You’ll notice the purple line above, using the right-hand side scale. That’s RSI, and it’s been dipping.
It’s a fairly simple indicator: below 30, we see it as a signal that the price is too low, and the asset is oversold. We think this means it’s more likely to bounce back up. When the RSI goes over 50, we see it as a bullish sign. It indicates the price has risen from oversold territory and back to a positive trend.
On this chart, we also have an ADX (Average Directional Index), which measures the strength of an up-or-down trend.
At 25, the ADX is fairly low—reflecting a fairly stagnant trend. If it was even lower, we’d be even more confident that the trend is weak. Add a negative (weak trend) to a negative (a downward trend) and you have the recipe for a positive: a trend ready to reverse.
But we’re not quite there yet, according to our Technical Indicators. We’re just headed there. While the current price (blue) is below its 30-day Moving Average (orange; this is the trend of the price over the previous 30 days), we think movement above this line is a solid indication of a positive trend.
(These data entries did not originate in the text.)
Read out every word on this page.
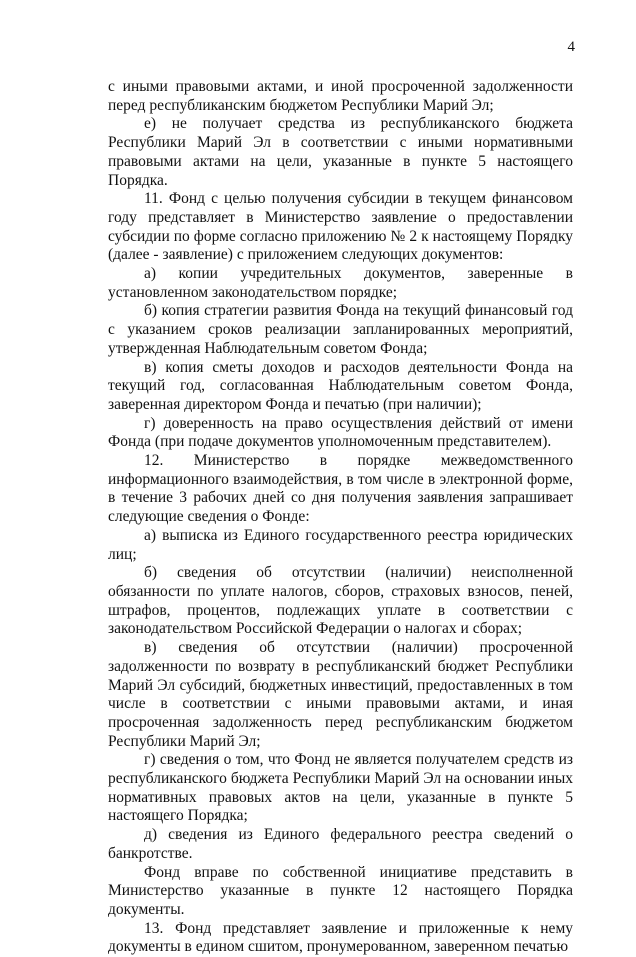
4

с иными правовыми актами, и иной просроченной задолженности перед республиканским бюджетом Республики Марий Эл;

е) не получает средства из республиканского бюджета Республики Марий Эл в соответствии с иными нормативными правовыми актами на цели, указанные в пункте 5 настоящего Порядка.

11. Фонд с целью получения субсидии в текущем финансовом году представляет в Министерство заявление о предоставлении субсидии по форме согласно приложению № 2 к настоящему Порядку (далее - заявление) с приложением следующих документов:

а) копии учредительных документов, заверенные в установленном законодательством порядке;

б) копия стратегии развития Фонда на текущий финансовый год с указанием сроков реализации запланированных мероприятий, утвержденная Наблюдательным советом Фонда;

в) копия сметы доходов и расходов деятельности Фонда на текущий год, согласованная Наблюдательным советом Фонда, заверенная директором Фонда и печатью (при наличии);

г) доверенность на право осуществления действий от имени Фонда (при подаче документов уполномоченным представителем).

12. Министерство в порядке межведомственного информационного взаимодействия, в том числе в электронной форме, в течение 3 рабочих дней со дня получения заявления запрашивает следующие сведения о Фонде:

а) выписка из Единого государственного реестра юридических лиц;

б) сведения об отсутствии (наличии) неисполненной обязанности по уплате налогов, сборов, страховых взносов, пеней, штрафов, процентов, подлежащих уплате в соответствии с законодательством Российской Федерации о налогах и сборах;

в) сведения об отсутствии (наличии) просроченной задолженности по возврату в республиканский бюджет Республики Марий Эл субсидий, бюджетных инвестиций, предоставленных в том числе в соответствии с иными правовыми актами, и иная просроченная задолженность перед республиканским бюджетом Республики Марий Эл;

г) сведения о том, что Фонд не является получателем средств из республиканского бюджета Республики Марий Эл на основании иных нормативных правовых актов на цели, указанные в пункте 5 настоящего Порядка;

д) сведения из Единого федерального реестра сведений о банкротстве.

Фонд вправе по собственной инициативе представить в Министерство указанные в пункте 12 настоящего Порядка документы.

13. Фонд представляет заявление и приложенные к нему документы в едином сшитом, пронумерованном, заверенном печатью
If you want a safer bet, you can wait until the price moves above its 30-day moving average (blue goes above orange). However, you'll be missing out on the potential gains that happen from now until then.
Hey, it’s the future we’re trying to predict here. No one on Planet Earth can’t be 100% certain.
But with these indicators in our back pocket, we can have confidence that LEO is leveling out before its March upward.
Maker (MKR) does us a favor: it’s a little clearer than LEO. Yes, it’s oversold, but at least we’re more confident that it’s oversold. And this gives us options.
Granted, the overall trend of MKR is not too attractive. But we’re looking for shorter-term signals that could help us sniff out where it may be about to move.
Let’s look at the RSI (purple line, using the scale on the righthand side) in the chart above. You’ll notice it recently crossed from below 50 to above 50. The indication? It’s reversing its downward trend.
Overall context? This puts MKR at a still-attractive price while its technical backdrop strengthens. We’d like to see an ADX below 25 to confirm the stalled downward trend.
As for conclusions: while you can wait for that ADX signal, this may be a short-lived bounce back up ripe for the taking. So best not to hesitate, and watch it diligently.
Last, but not least, we have TRON (TRX). In fact, this is our favorite of the three we've covered today.
To recap: TRON was recently overbought. Like a pan that was on the heat too long, we recommend caution before you go touching the handle again.
Even so, that doesn’t mean there are no opportunities. Check out the RSI—purple line using the right-hand side scale. It was above 70 recently, indicating overbought. Not surprisingly, it’s been on a small drawdown since then.
Now let’s look at the 30-day Moving Average, the orange line. We’ll watch this one cautiously, checking to see if the level holds.
Our expectation? The price may bounce back up and continue on a longer-term trend.
This is a good time to remind you about levels of support—the price point where we expect the current price to move towards if it starts to drop. (Note: during shorter time-frames, an asset is under no obligation to seek its level of support).
With many assets, a price decline may shoot it hurling back towards its 30-Day Moving Average, but it’s unlikely to go far below that.
We recommend this as a buy, but if you’re more cautious, you might wait to confirm the bounce back up in price.
The risk with the cautious approach? You always risk losing out on the gains that happen in the meantime.